I’ve been taking pictures with my miraculous new camera, a tiny Cybershot that adjusts itself to any range – even a close-up at two inches – without pressing buttons. (It doesn’t really understand light, but you learn not to give it tricky problems). I’ll be glad to have the photos, automatically dated, as reminders of what was out with what – which is almost everything with everything. Magnolias have overtaken peaches, mid-season Japanese cherries are flowering with the autumn one. Tulips are sharp-elbowing the ‘February’ daffodils.
I only really see the garden, though, when I put my camera in my pocket and stop to contemplate. Scents tie up with flowers when you open all your senses. The chorus of birds reveals its soloists. You see the spent flowers, and the fallen petals, and the buds waiting to open, and the furry bracts shoved aside by the swelling fleshy cup of a magnolia.

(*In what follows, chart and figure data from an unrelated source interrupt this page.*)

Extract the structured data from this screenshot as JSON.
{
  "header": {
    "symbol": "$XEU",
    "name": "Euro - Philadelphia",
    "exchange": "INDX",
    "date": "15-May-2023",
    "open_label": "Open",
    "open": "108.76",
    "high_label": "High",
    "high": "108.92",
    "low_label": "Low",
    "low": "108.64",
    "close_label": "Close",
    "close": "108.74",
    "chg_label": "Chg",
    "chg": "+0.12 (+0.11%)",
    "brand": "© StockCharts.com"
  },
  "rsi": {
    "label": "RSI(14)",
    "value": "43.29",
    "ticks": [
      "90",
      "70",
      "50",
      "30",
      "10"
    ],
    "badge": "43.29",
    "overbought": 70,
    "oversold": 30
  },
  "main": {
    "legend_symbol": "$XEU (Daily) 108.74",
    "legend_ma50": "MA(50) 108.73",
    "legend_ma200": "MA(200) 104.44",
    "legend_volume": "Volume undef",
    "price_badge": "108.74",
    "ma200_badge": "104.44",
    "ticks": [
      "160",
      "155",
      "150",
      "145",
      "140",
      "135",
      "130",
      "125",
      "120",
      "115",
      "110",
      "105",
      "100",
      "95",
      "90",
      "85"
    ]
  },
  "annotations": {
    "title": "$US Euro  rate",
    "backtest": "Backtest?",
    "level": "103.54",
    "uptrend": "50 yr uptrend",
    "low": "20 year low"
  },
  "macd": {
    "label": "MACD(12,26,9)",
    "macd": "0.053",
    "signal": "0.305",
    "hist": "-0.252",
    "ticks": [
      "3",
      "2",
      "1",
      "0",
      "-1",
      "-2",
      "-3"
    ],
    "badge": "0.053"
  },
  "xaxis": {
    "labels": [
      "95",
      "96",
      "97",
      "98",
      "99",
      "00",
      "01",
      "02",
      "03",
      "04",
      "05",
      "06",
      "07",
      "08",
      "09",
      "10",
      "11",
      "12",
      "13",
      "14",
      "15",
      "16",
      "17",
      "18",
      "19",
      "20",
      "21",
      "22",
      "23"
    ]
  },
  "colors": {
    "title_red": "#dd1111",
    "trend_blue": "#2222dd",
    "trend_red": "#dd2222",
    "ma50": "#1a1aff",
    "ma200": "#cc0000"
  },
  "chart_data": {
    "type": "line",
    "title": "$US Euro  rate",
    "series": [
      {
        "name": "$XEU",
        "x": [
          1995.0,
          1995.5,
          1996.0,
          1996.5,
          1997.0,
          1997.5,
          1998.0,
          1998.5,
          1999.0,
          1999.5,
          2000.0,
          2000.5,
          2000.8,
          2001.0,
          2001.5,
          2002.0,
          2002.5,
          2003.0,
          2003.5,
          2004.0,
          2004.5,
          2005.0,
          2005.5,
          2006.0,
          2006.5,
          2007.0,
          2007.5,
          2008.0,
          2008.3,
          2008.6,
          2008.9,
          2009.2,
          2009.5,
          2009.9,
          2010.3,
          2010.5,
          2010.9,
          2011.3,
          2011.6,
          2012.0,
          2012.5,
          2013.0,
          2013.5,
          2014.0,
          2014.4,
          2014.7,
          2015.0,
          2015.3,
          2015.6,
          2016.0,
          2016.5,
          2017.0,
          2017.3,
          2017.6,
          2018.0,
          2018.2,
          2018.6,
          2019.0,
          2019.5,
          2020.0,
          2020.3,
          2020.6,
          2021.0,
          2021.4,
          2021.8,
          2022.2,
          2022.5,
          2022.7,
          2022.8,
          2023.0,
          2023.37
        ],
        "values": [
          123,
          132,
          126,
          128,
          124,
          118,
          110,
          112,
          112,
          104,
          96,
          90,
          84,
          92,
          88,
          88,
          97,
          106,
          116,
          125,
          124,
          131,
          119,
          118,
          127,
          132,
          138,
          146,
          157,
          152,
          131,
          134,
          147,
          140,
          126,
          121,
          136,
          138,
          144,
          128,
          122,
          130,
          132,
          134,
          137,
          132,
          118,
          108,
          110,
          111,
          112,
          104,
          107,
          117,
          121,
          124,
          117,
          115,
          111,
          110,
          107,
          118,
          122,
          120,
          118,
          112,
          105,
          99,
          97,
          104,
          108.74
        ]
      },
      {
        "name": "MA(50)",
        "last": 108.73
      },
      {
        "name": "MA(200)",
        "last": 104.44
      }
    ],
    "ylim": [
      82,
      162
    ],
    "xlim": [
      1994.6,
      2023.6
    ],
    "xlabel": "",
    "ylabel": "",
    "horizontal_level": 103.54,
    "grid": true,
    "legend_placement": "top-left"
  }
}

The amelanchiers are passing that peak of open starry flowers jumbled in pinky-brown new leaves that only started two days ago. The pear trees are as white as the double-flowered cherries: what a crop we’re going to have this autumn. By my window scarlet ‘Japonica’ and wall flowers and orange tulips are burning away. Spurges are their thrilling yellow-green. Primroses and cowslips are all at it.
Yellow daffodils are the only flowers that refuse to fit in. Next year will I have the willpower to suppress them? With all this white and pink and a hundred shades of green the bulbs that really add are blue ones. Little grape hyacinths are nearly over, but camassias…… that’s what I’ll plant more of.